A survey of the supply chain conducted by public sector procurement specialists Scape Group has found that “93% of suppliers think the relationship between Carillion and KPMG enabled the outsourcer’s true financial position to be concealed.”
Over half of suppliers polled think the accounting policies at Carillion were “not discharged in good faith” and that the subsequent collapse was “facilitated by poor management.” 64% of suppliers believe that Carillion’s downfall was due to “debt mismanagement, acquisitions and long payment terms, created by a focus on revenue rather than profit.” The survey also claims the construction industry would “support a shake-up of the ‘big four’ accounting firms, with 57% of suppliers polled saying they thought this was required.”
The devastating collapse of Carillion in 2018 put thousands of jobs and the supply chain at risk, led to substantial financial losses, and brought into question the model of public outsourcing. Mark Robinson, Scape chief executive, said: “Carillion’s collapse sent shockwaves through the construction industry, with some people suggesting it was a precursor to the collapse of not just the company, but of outsourcing. Our research suggests that mismanagement, rising debt and the active concealing of the true extent of Carillion’s debt were to blame, not the outsourcing model itself. We need to be able to have faith in company accounts and the work auditors are carrying out, especially when public sector contracts and people’s livelihoods are at risk.

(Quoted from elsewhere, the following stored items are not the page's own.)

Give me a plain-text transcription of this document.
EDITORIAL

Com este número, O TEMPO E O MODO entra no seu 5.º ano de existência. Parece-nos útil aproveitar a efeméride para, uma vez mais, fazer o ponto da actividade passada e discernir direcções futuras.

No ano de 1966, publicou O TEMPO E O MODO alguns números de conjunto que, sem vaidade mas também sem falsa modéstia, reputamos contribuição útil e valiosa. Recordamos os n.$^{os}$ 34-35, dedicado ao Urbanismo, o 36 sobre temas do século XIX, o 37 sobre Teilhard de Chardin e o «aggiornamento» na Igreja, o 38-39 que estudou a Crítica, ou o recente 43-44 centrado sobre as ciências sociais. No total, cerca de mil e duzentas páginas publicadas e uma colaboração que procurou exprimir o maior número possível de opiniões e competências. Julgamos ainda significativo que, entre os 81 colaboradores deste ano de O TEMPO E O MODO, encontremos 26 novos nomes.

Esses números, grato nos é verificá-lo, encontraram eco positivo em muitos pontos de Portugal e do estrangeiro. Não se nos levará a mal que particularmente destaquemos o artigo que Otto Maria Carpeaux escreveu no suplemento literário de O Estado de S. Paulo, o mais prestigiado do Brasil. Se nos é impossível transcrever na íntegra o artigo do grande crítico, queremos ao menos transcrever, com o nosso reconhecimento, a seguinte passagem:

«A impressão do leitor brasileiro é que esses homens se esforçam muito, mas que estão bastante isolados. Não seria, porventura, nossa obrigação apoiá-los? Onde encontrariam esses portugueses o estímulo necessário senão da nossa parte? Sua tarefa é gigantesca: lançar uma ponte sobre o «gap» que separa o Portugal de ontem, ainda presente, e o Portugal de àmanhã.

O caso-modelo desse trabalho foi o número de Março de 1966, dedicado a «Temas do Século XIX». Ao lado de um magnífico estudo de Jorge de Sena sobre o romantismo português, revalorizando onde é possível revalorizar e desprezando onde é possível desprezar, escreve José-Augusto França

“We found that the supply chain were not comfortable with the relationship between Carillion and KPMG, and that a reform of the ‘big four’ auditing firms would bring comfort to the construction industry that failures like this will not be repeated. Greater oversight and closer management of auditing practices are needed to rebuild trust in the industry, but we also need to make sure we are putting in place sensible reforms that do not put increased cost pressures on an industry that is already contending with the cost of materials and reduced access to labour.
“Given that SMEs are the lifeblood of the economy, the sustained growth and prosperity of local businesses should be a key priority for the public sector. As Carillion showed, it is critical that all suppliers and subcontractors are paid within a minimum of 30 days, and ideally much quicker still.”